Set JLink Project File to "D:\HARDWARE\Milandr\new_project_1\JLinkSettings.ini"
* JLink Info: Device "CORTEX-M3" selected.
JLink info:
------------
DLL: V8.12a, compiled Jan 9 2025 14:34:24
Firmware: J-Link ARM V8 compiled Nov 28 2014 13:44:46
Hardware: V8.00
Feature(s) : RDI,FlashDL,FlashBP,JFlash,GDB
* JLink Info: Found SW-DP with ID 0x2BA01477
* JLink Info: DPv0 detected
* JLink Info: CoreSight SoC-400 or earlier
* JLink Info: Scanning AP map to find all available APs
* JLink Info: AP[1]: Stopped AP scan as end of AP map has been reached
* JLink Info: AP[0]: AHB-AP (IDR: 0x24770011, ADDR: 0x00000000)
* JLink Info: Iterating through AP map to find AHB-AP to use
* JLink Info: AP[0]: Core found
* JLink Info: AP[0]: AHB-AP ROM base: 0xE00FF000
* JLink Info: CPUID register: 0x412FC230. Implementer code: 0x41 (ARM)
* JLink Info: Found Cortex-M3 r2p0, Little endian.
* JLink Info: FPUnit: 6 code (BP) slots and 2 literal slots
* JLink Info: CoreSight components:
* JLink Info: ROMTbl[0] @ E00FF000
* JLink Info: [0][0]: E000E000 CID B105E00D PID 002BB000 SCS
* JLink Info: [0][1]: E0001000 CID B105E00D PID 002BB002 DWT
* JLink Info: [0][2]: E0002000 CID B105E00D PID 002BB003 FPB
* JLink Info: [0][3]: E0000000 CID B105E00D PID 002BB001 ITM
* JLink Info: [0][4]: E0040000 CID B105900D PID 002BB923 TPIU-Lite
ROMTableAddr = 0xE00FF000
* JLink Info: Reset type: NORMAL (https://wiki.segger.com/J-Link_Reset_Strategies)

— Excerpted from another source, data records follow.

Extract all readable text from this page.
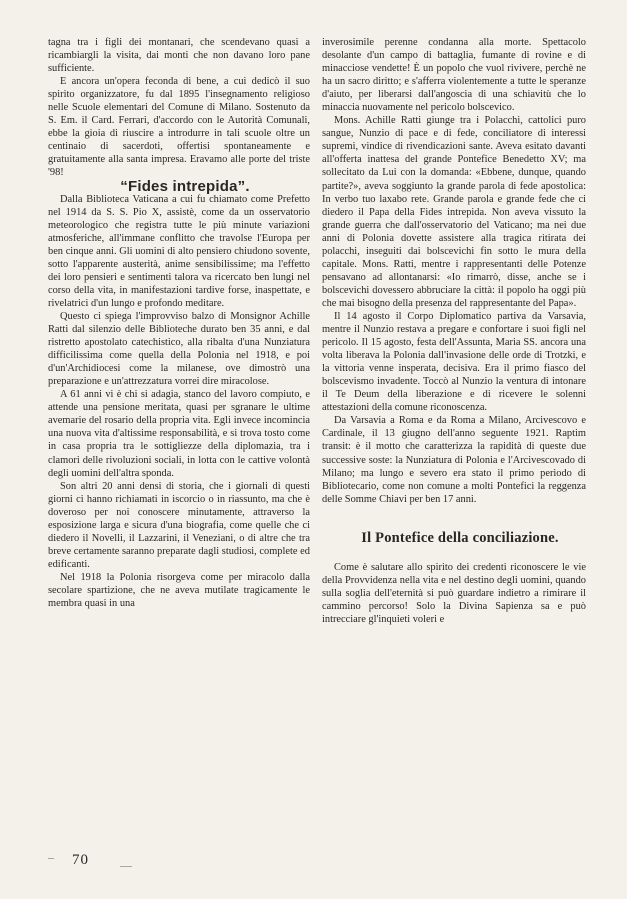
tagna tra i figli dei montanari, che scendevano quasi a ricambiargli la visita, dai monti che non davano loro pane sufficiente.

E ancora un'opera feconda di bene, a cui dedicò il suo spirito organizzatore, fu dal 1895 l'insegnamento religioso nelle Scuole elementari del Comune di Milano. Sostenuto da S. Em. il Card. Ferrari, d'accordo con le Autorità Comunali, ebbe la gioia di riuscire a introdurre in tali scuole oltre un centinaio di sacerdoti, offertisi spontaneamente e gratuitamente alla santa impresa. Eravamo alle porte del triste '98!

“Fides intrepida”.

Dalla Biblioteca Vaticana a cui fu chiamato come Prefetto nel 1914 da S. S. Pio X, assistè, come da un osservatorio meteorologico che registra tutte le più minute variazioni atmosferiche, all'immane conflitto che travolse l'Europa per ben cinque anni. Gli uomini di alto pensiero chiudono sovente, sotto l'apparente austerità, anime sensibilissime; ma l'effetto dei loro pensieri e sentimenti talora va ricercato ben lungi nel corso della vita, in manifestazioni tardive forse, inaspettate, e rivelatrici d'un lungo e profondo meditare.

Questo ci spiega l'improvviso balzo di Monsignor Achille Ratti dal silenzio delle Biblioteche durato ben 35 anni, e dal ristretto apostolato catechistico, alla ribalta d'una Nunziatura difficilissima come quella della Polonia nel 1918, e poi d'un'Archidiocesi come la milanese, ove dimostrò una preparazione e un'attrezzatura vorrei dire miracolose.

A 61 anni vi è chi si adagia, stanco del lavoro compiuto, e attende una pensione meritata, quasi per sgranare le ultime avemarie del rosario della propria vita. Egli invece incomincia una nuova vita d'altissime responsabilità, e si trova tosto come in casa propria tra le sottigliezze della diplomazia, tra i clamori delle rivoluzioni sociali, in lotta con le cattive volontà degli uomini dell'altra sponda.

Son altri 20 anni densi di storia, che i giornali di questi giorni ci hanno richiamati in iscorcio o in riassunto, ma che è doveroso per noi conoscere minutamente, attraverso la esposizione larga e sicura d'una biografia, come quelle che ci diedero il Novelli, il Lazzarini, il Veneziani, o di altre che tra breve certamente saranno preparate dagli studiosi, complete ed edificanti.

Nel 1918 la Polonia risorgeva come per miracolo dalla secolare spartizione, che ne aveva mutilate tragicamente le membra quasi in una

inverosimile perenne condanna alla morte. Spettacolo desolante d'un campo di battaglia, fumante di rovine e di minacciose vendette! È un popolo che vuol rivivere, perchè ne ha un sacro diritto; e s'afferra violentemente a tutte le speranze d'aiuto, per liberarsi dall'angoscia di una schiavitù che lo minaccia nuovamente nel pericolo bolscevico.

Mons. Achille Ratti giunge tra i Polacchi, cattolici puro sangue, Nunzio di pace e di fede, conciliatore di interessi supremi, vindice di rivendicazioni sante. Aveva esitato davanti all'offerta inattesa del grande Pontefice Benedetto XV; ma sollecitato da Lui con la domanda: «Ebbene, dunque, quando partite?», aveva soggiunto la grande parola di fede apostolica: In verbo tuo laxabo rete. Grande parola e grande fede che ci diedero il Papa della Fides intrepida. Non aveva vissuto la grande guerra che dall'osservatorio del Vaticano; ma nei due anni di Polonia dovette assistere alla tragica ritirata dei polacchi, inseguiti dai bolscevichi fin sotto le mura della capitale. Mons. Ratti, mentre i rappresentanti delle Potenze pensavano ad allontanarsi: «Io rimarrò, disse, anche se i bolscevichi dovessero abbruciare la città: il popolo ha oggi più che mai bisogno della presenza del rappresentante del Papa».

Il 14 agosto il Corpo Diplomatico partiva da Varsavia, mentre il Nunzio restava a pregare e confortare i suoi figli nel pericolo. Il 15 agosto, festa dell'Assunta, Maria SS. ancora una volta liberava la Polonia dall'invasione delle orde di Trotzki, e la vittoria venne insperata, decisiva. Era il primo fiasco del bolscevismo invadente. Toccò al Nunzio la ventura di intonare il Te Deum della liberazione e di ricevere le solenni attestazioni della comune riconoscenza.

Da Varsavia a Roma e da Roma a Milano, Arcivescovo e Cardinale, il 13 giugno dell'anno seguente 1921. Raptim transit: è il motto che caratterizza la rapidità di queste due successive soste: la Nunziatura di Polonia e l'Arcivescovado di Milano; ma lungo e severo era stato il primo periodo di Bibliotecario, come non comune a molti Pontefici la reggenza delle Somme Chiavi per ben 17 anni.

Il Pontefice della conciliazione.

Come è salutare allo spirito dei credenti riconoscere le vie della Provvidenza nella vita e nel destino degli uomini, quando sulla soglia dell'eternità si può guardare indietro a rimirare il cammino percorso! Solo la Divina Sapienza sa e può intrecciare gl'inquieti voleri e

– 70	—
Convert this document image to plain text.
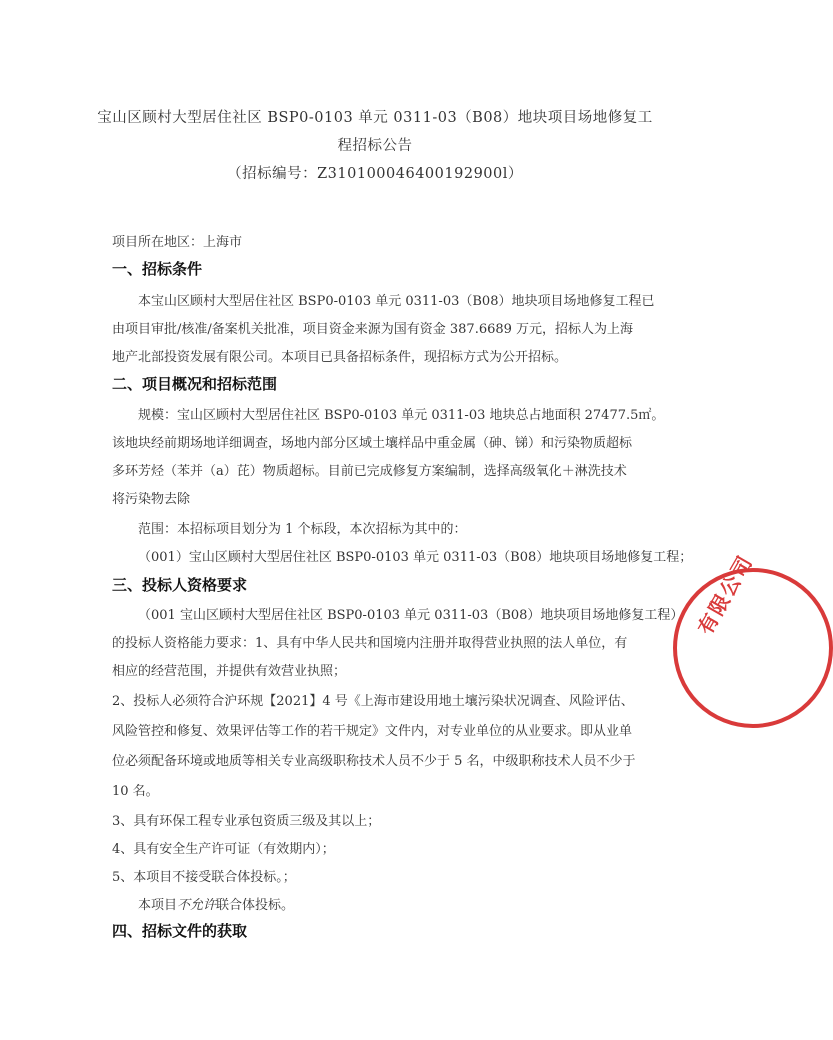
宝山区顾村大型居住社区 BSP0-0103 单元 0311-03（B08）地块项目场地修复工
程招标公告
（招标编号：Z310100046400192900l）
项目所在地区：上海市
一、招标条件
本宝山区顾村大型居住社区 BSP0-0103 单元 0311-03（B08）地块项目场地修复工程已
由项目审批/核准/备案机关批准，项目资金来源为国有资金 387.6689 万元，招标人为上海
地产北部投资发展有限公司。本项目已具备招标条件，现招标方式为公开招标。
二、项目概况和招标范围
规模：宝山区顾村大型居住社区 BSP0-0103 单元 0311-03 地块总占地面积 27477.5㎡。
该地块经前期场地详细调查，场地内部分区域土壤样品中重金属（砷、锑）和污染物质超标
多环芳烃（苯并（a）芘）物质超标。目前已完成修复方案编制，选择高级氧化＋淋洗技术
将污染物去除
范围：本招标项目划分为 1 个标段，本次招标为其中的：
（001）宝山区顾村大型居住社区 BSP0-0103 单元 0311-03（B08）地块项目场地修复工程；
三、投标人资格要求
（001 宝山区顾村大型居住社区 BSP0-0103 单元 0311-03（B08）地块项目场地修复工程）
的投标人资格能力要求：1、具有中华人民共和国境内注册并取得营业执照的法人单位，有
相应的经营范围，并提供有效营业执照；
2、投标人必须符合沪环规【2021】4 号《上海市建设用地土壤污染状况调查、风险评估、
风险管控和修复、效果评估等工作的若干规定》文件内，对专业单位的从业要求。即从业单
位必须配备环境或地质等相关专业高级职称技术人员不少于 5 名，中级职称技术人员不少于
10 名。
3、具有环保工程专业承包资质三级及其以上；
4、具有安全生产许可证（有效期内）；
5、本项目不接受联合体投标。；
本项目不允许联合体投标。
四、招标文件的获取
有限公司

* JLink Info: Reset: Halt core after reset via DEMCR.VC_CORERESET.
* JLink Info: Reset: Reset device via AIRCR.SYSRESETREQ.
Target info:
------------
Device: MDR1986BE91
VTarget = 3.319V
State of Pins:
TCK: 1, TDI: 1, TDO: 0, TMS: 1, TRES: 1, TRST: 1
Hardware-Breakpoints: 6
Software-Breakpoints: 8192
Watchpoints: 4
JTAG speed: 2000 kHz
* JLink Info: Memory map 'after startup completion point' is active
Full Chip Erase Done.
Programming Done.
Verify OK.
* JLink Info: Memory map 'before startup completion point' is active
* JLink Info: Reset type: NORMAL (https://wiki.segger.com/J-Link_Reset_Strategies)
* JLink Info: Reset: Halt core after reset via DEMCR.VC_CORERESET.
* JLink Info: Reset: Reset device via AIRCR.SYSRESETREQ.
* JLink Info: Memory map 'after startup completion point' is active
Application running ...
Flash Load finished at 10:40:49
Executing code on a microcontroller
After downloading, the code runs automatically on the controller, as can be seen from the running lights on the board.:
The uploaded code executes the algorithm specified by the Engee model.
Conclusion
In this example, we have developed an Engee model that reproduces the "running lights" algorithm using the [Engee finite state machine library] (https://engee.com/helpcenter/stable/ru/state-machines.html ) and temporal операторов . generated the code from the model and tested its operation on the Milander 1986VE91T microcontroller, assembling the project and uploading it to the device from Keil mkvision environments.